Recent years have brought the development of reliable downhole pressure sensors that can be plumbed into the production string and left in the wellbore during production. The improved reliability of these sensors over time at elevated wellbore temperatures and pressures, has resulted in the increasing popularity of real-time downhole pressure sensors to continuously monitor downhole pressure during production at one or more wellbore depths in each well of a production field. These downhole sensors are typically used for monitoring and managing the individual wells, on a day-to-day basis.

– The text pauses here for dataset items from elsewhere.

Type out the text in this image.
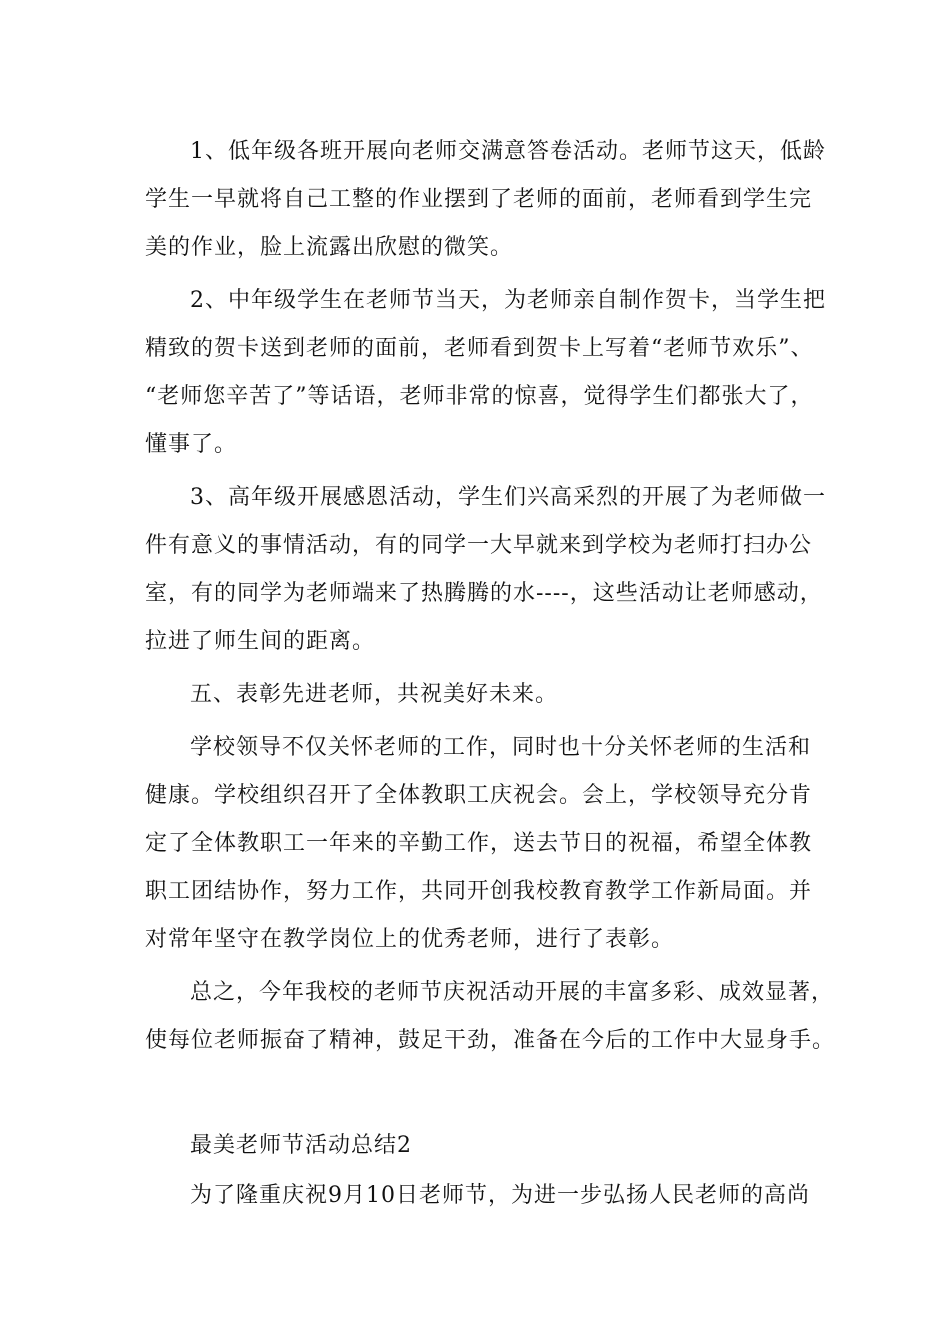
1、低年级各班开展向老师交满意答卷活动。老师节这天，低龄
学生一早就将自己工整的作业摆到了老师的面前，老师看到学生完
美的作业，脸上流露出欣慰的微笑。
2、中年级学生在老师节当天，为老师亲自制作贺卡，当学生把
精致的贺卡送到老师的面前，老师看到贺卡上写着“老师节欢乐”、
“老师您辛苦了”等话语，老师非常的惊喜，觉得学生们都张大了，
懂事了。
3、高年级开展感恩活动，学生们兴高采烈的开展了为老师做一
件有意义的事情活动，有的同学一大早就来到学校为老师打扫办公
室，有的同学为老师端来了热腾腾的水----，这些活动让老师感动，
拉进了师生间的距离。
五、表彰先进老师，共祝美好未来。
学校领导不仅关怀老师的工作，同时也十分关怀老师的生活和
健康。学校组织召开了全体教职工庆祝会。会上，学校领导充分肯
定了全体教职工一年来的辛勤工作，送去节日的祝福，希望全体教
职工团结协作，努力工作，共同开创我校教育教学工作新局面。并
对常年坚守在教学岗位上的优秀老师，进行了表彰。
总之，今年我校的老师节庆祝活动开展的丰富多彩、成效显著，
使每位老师振奋了精神，鼓足干劲，准备在今后的工作中大显身手。
最美老师节活动总结2
为了隆重庆祝9月10日老师节，为进一步弘扬人民老师的高尚
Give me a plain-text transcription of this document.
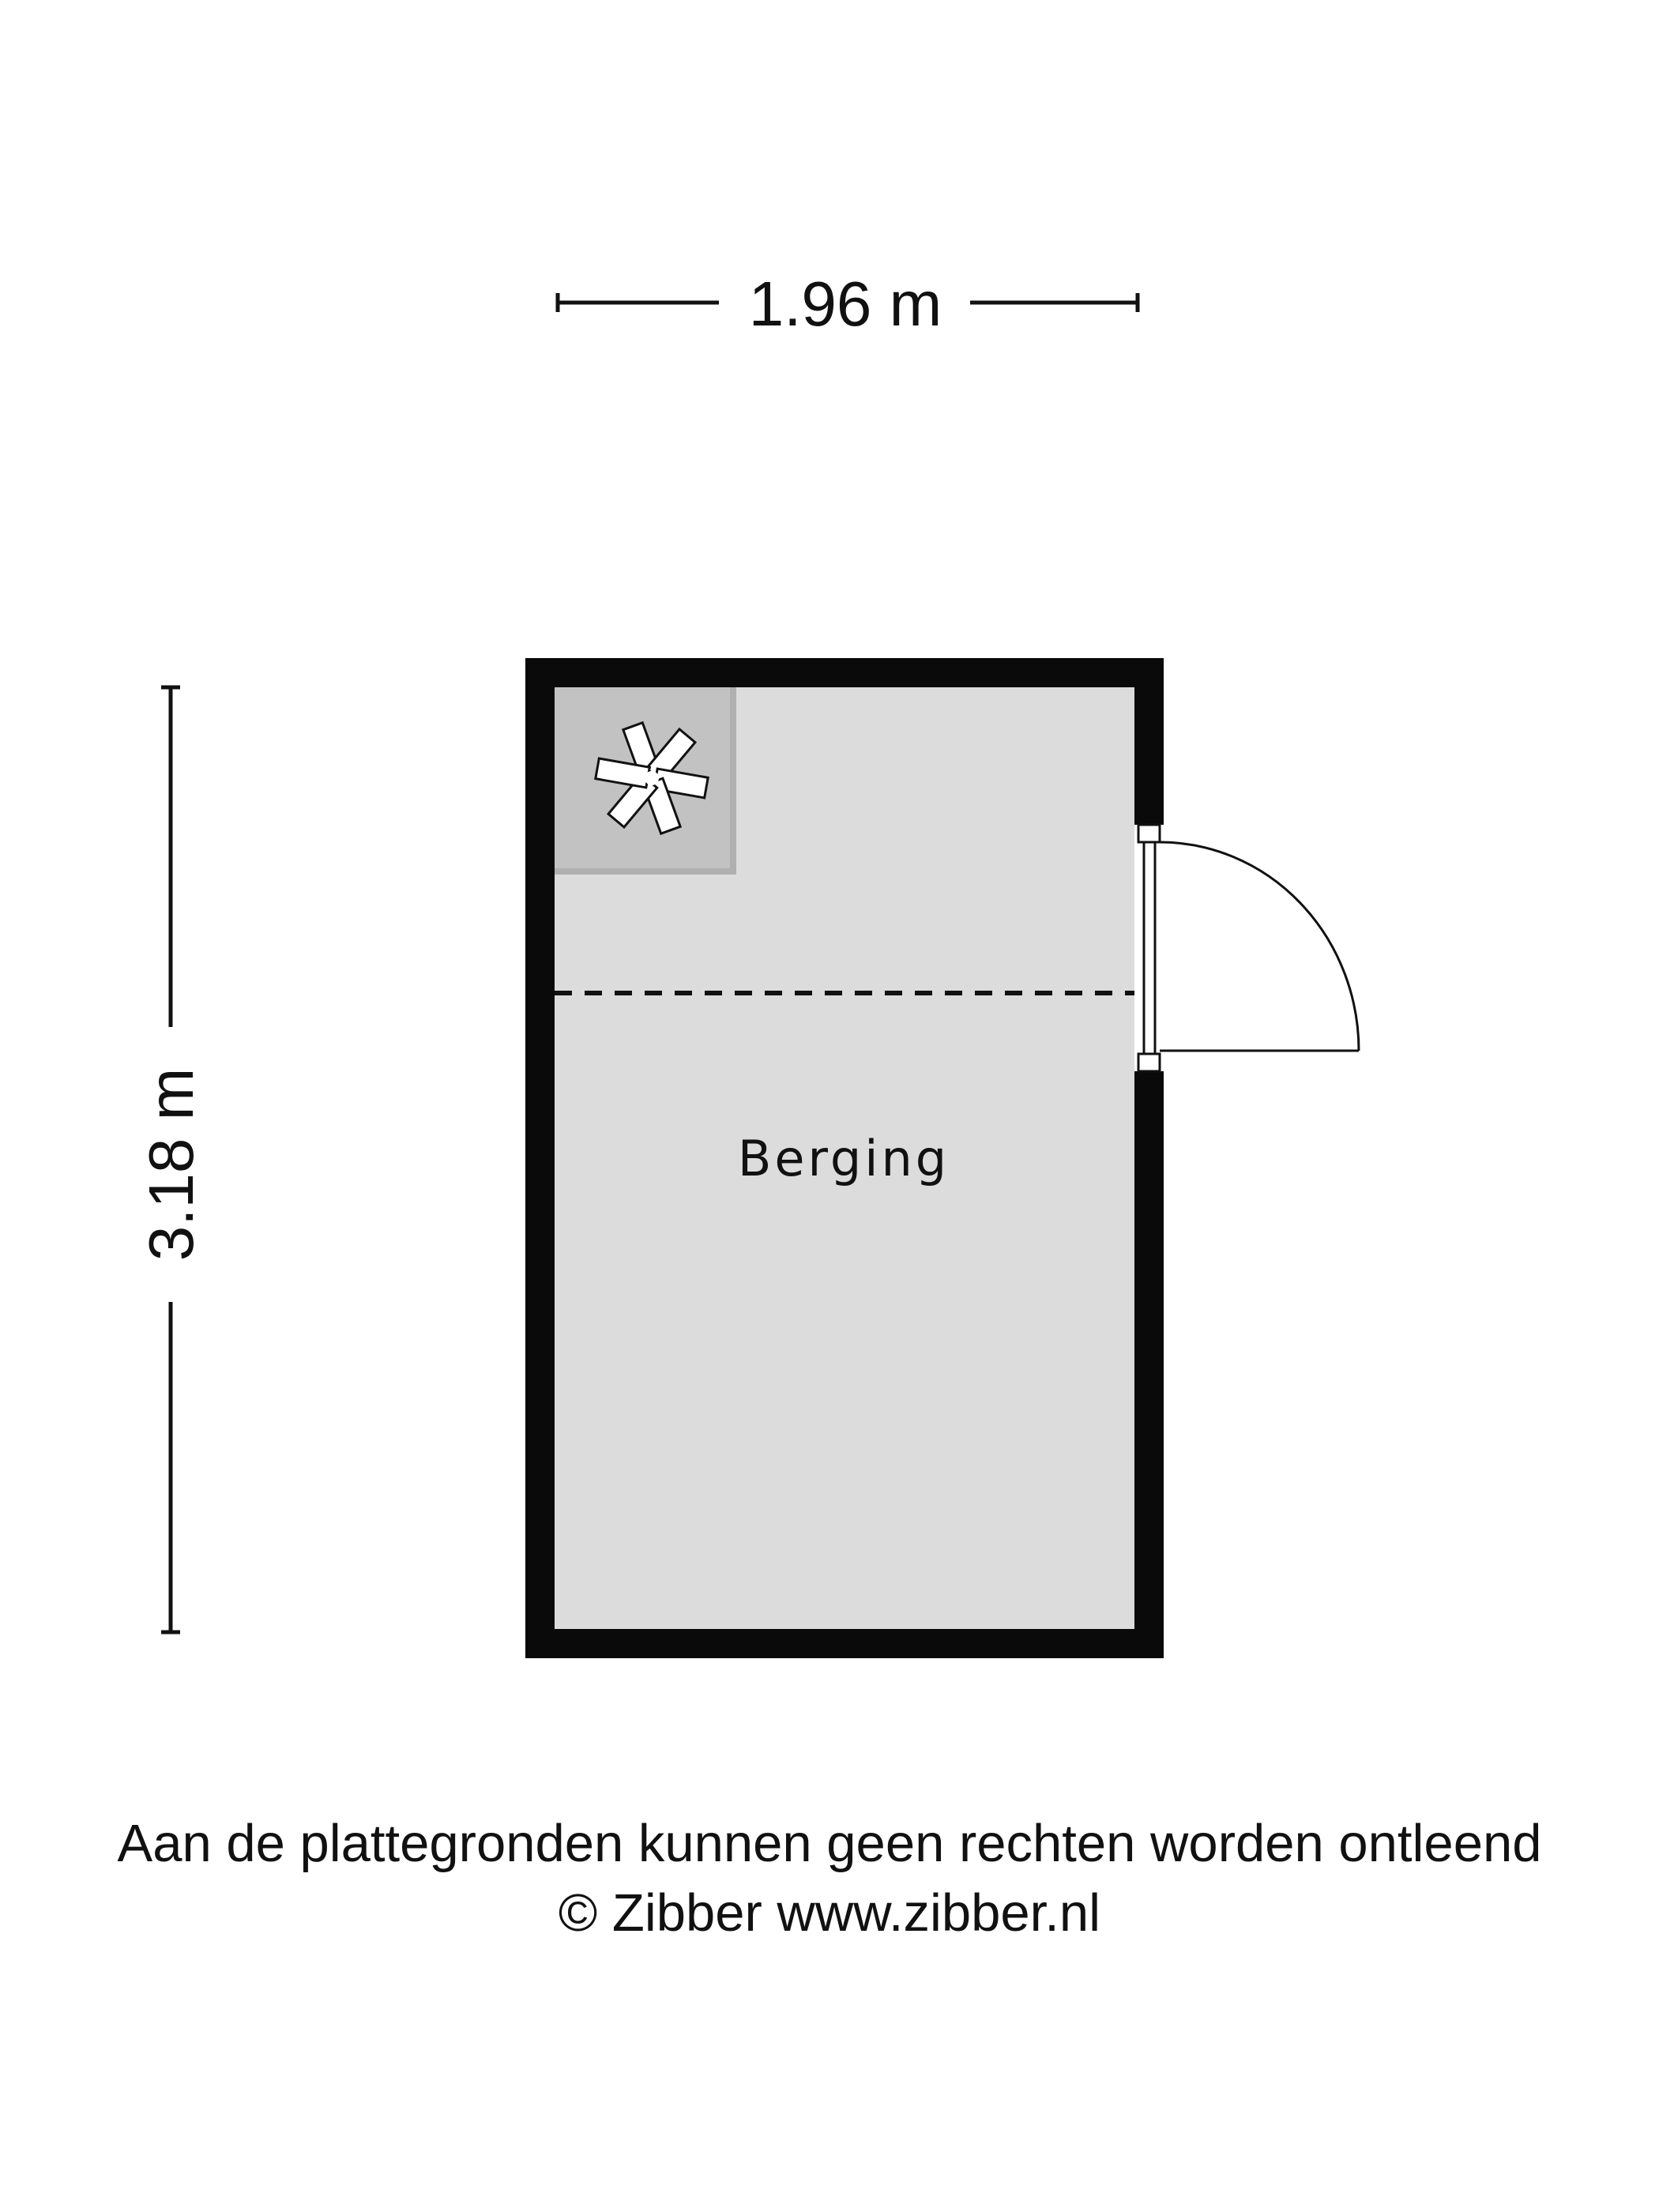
1.96 m
3.18 m	Berging
Aan de plattegronden kunnen geen rechten worden ontleend
© Zibber www.zibber.nl
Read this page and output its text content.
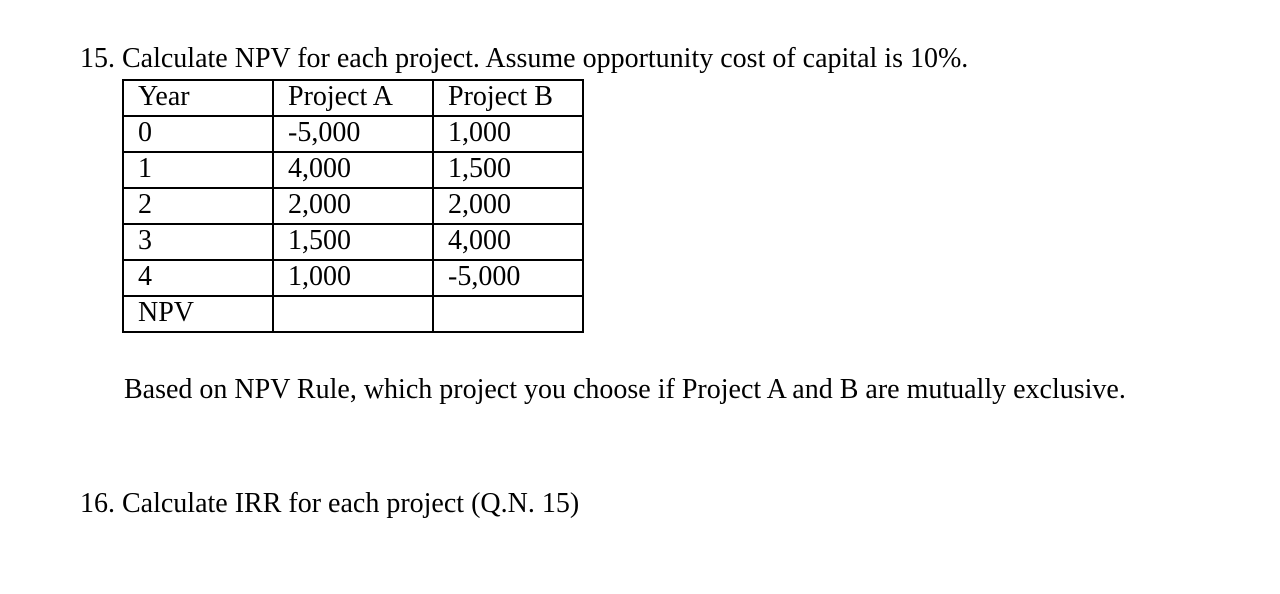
15. Calculate NPV for each project. Assume opportunity cost of capital is 10%.
Year	Project A	Project B
0	-5,000	1,000
1	4,000	1,500
2	2,000	2,000
3	1,500	4,000
4	1,000	-5,000
NPV		
Based on NPV Rule, which project you choose if Project A and B are mutually exclusive.
16. Calculate IRR for each project (Q.N. 15)
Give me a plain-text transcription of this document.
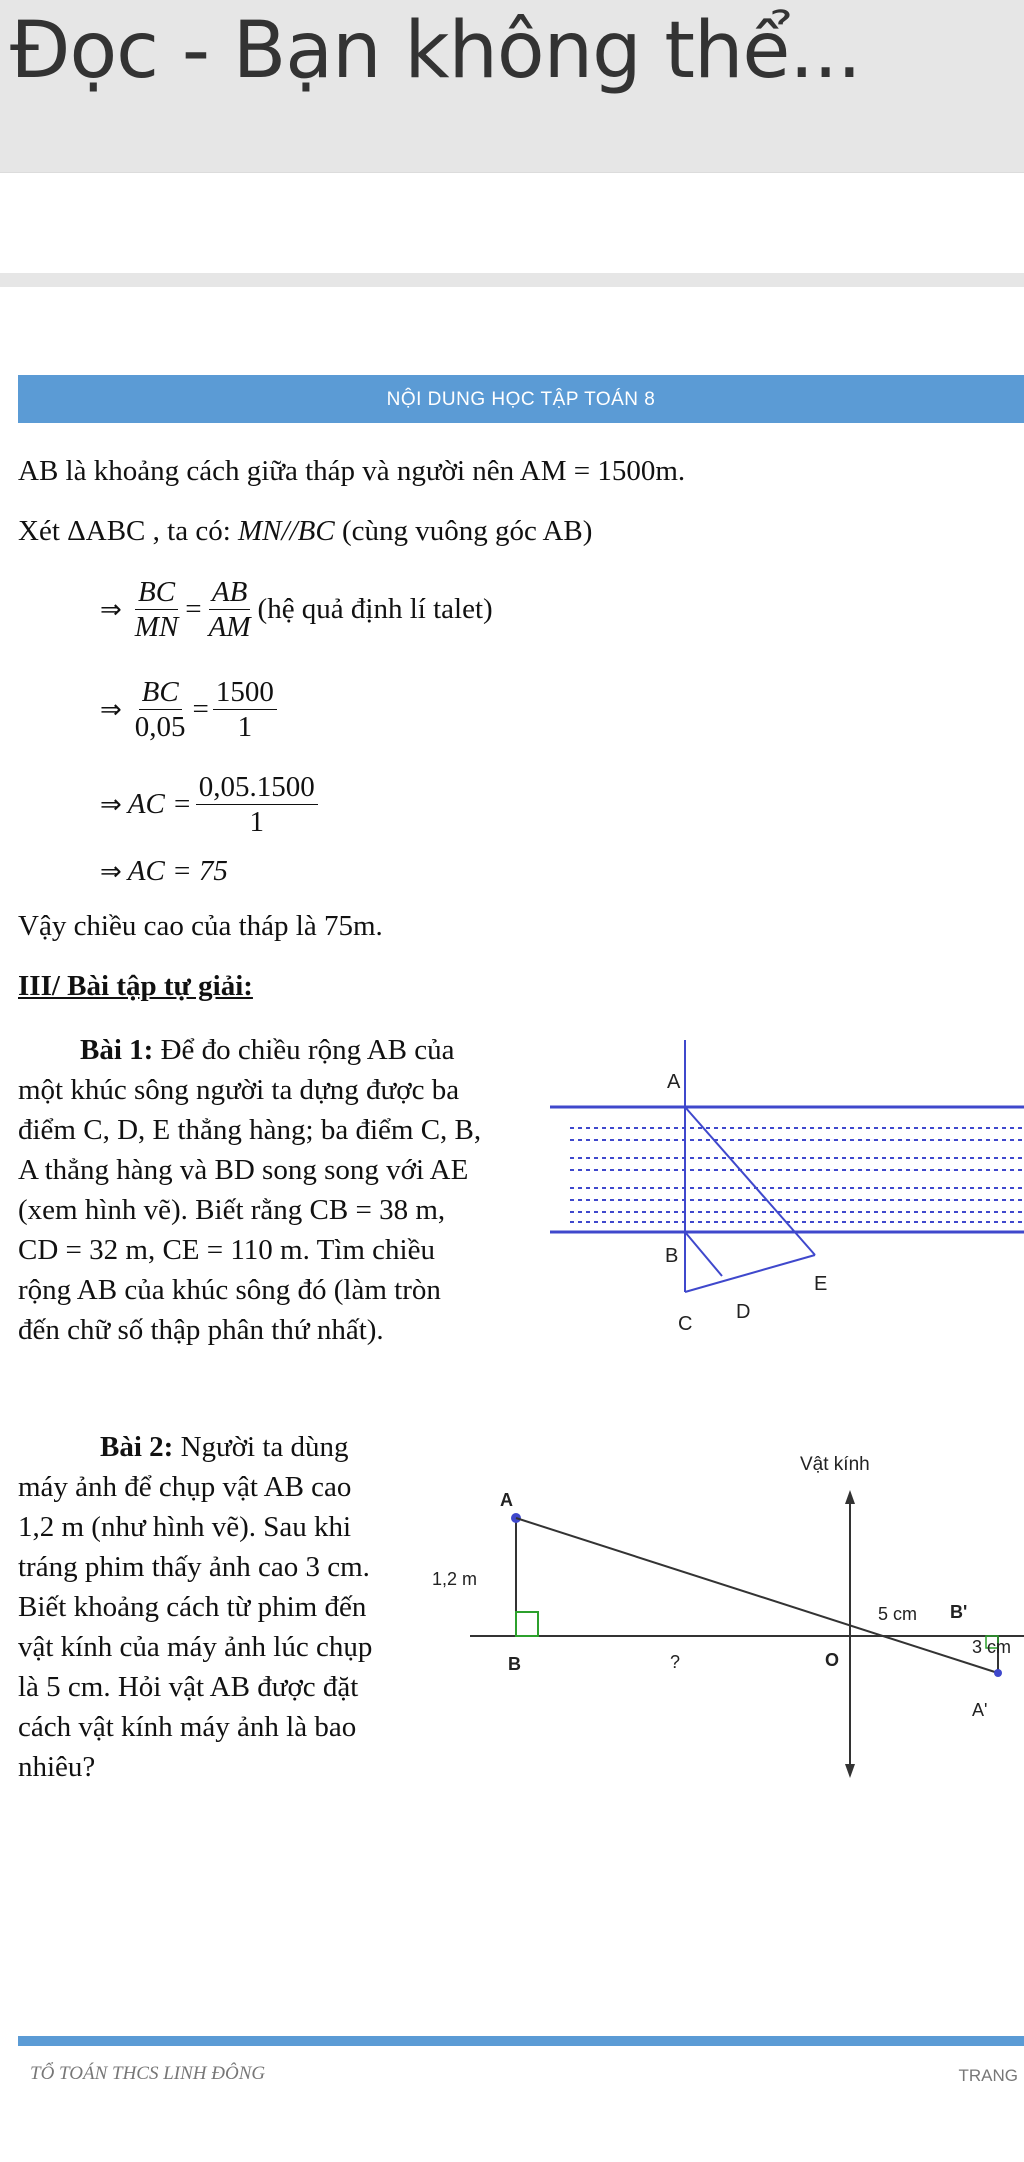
Đọc - Bạn không thể...
NỘI DUNG HỌC TẬP TOÁN 8
AB là khoảng cách giữa tháp và người nên AM = 1500m.
Xét ΔABC , ta có: MN//BC (cùng vuông góc AB)
⇒ $\frac{BC}{MN} = \frac{AB}{AM}$ (hệ quả định lí talet)
⇒ $\frac{BC}{0,05} = \frac{1500}{1}$
⇒ AC = $\frac{0,05.1500}{1}$
⇒ AC = 75
Vậy chiều cao của tháp là 75m.
III/ Bài tập tự giải:
Bài 1: Để đo chiều rộng AB của
một khúc sông người ta dựng được ba
điểm C, D, E thẳng hàng; ba điểm C, B,
A thẳng hàng và BD song song với AE
(xem hình vẽ). Biết rằng CB = 38 m,
CD = 32 m, CE = 110 m. Tìm chiều
rộng AB của khúc sông đó (làm tròn
đến chữ số thập phân thứ nhất).
A
B
C
D
E
Bài 2: Người ta dùng
máy ảnh để chụp vật AB cao
1,2 m (như hình vẽ). Sau khi
tráng phim thấy ảnh cao 3 cm.
Biết khoảng cách từ phim đến
vật kính của máy ảnh lúc chụp
là 5 cm. Hỏi vật AB được đặt
cách vật kính máy ảnh là bao
nhiêu?
Vật kính
A
1,2 m
B	?	O
5 cm B'
A'
3 cm
TỔ TOÁN THCS LINH ĐÔNG	TRANG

The widespread deployment of these continuous-time downhole sensors in a production field rapidly generates a huge volume of data, especially considering that typical measurement frequencies are on the order of one measurement per second per sensor. While each shut-in of a producing well, planned or unplanned, provides an opportunity to perform pressure transient analysis, the volume of data and the tedious manual process required of the reservoir engineer to extract meaningful information such as reservoir pressure is often prohibitive. This tedious work process involves using unlinked computer applications to visually inspect the massive amount of downhole pressure measurement data, identify the build-up and its associated pressure and rate data, extract, filter, and format that data, and then perform the analysis itself. It is a massive task for the reservoir engineer simply to determine which data are important in analyzing the reservoir. In addition, meaningful analysis requires the reservoir engineer to locate, extract, filter, and correlate the data from wells over the entire production field, in order to draw accurate conclusions. It has been observed, in connection with this invention, that the time and effort required to perform this data analysis using conventional techniques reduces the frequency and timeliness of such analysis. In addition, the identification of the build-up and draw-down events is a somewhat subjective determination on the part of the petroleum engineer, reservoir engineer, geologist, operator, technician, or any other human user, rendering the analysis prone to inconsistencies and errors. These factors all limit the frequency and accuracy of reservoir pressure analysis performed in this conventional manner, and can lead to erroneous well and reservoir decisions caused by inaccurate and out-of-date information.
By way of further background, the automated gathering and filtering of downhole and surface pressure and flow measurements, in order to reduce the engineering effort required to analyze measurements by permanent downhole gauges during production, is known. According to one known report on such an automation effort, a zero flow rate over a measurement time period is detected as a shut-in period, and is analyzed as a “build-up” or shut-in well test according to an automated non-linear regression analysis.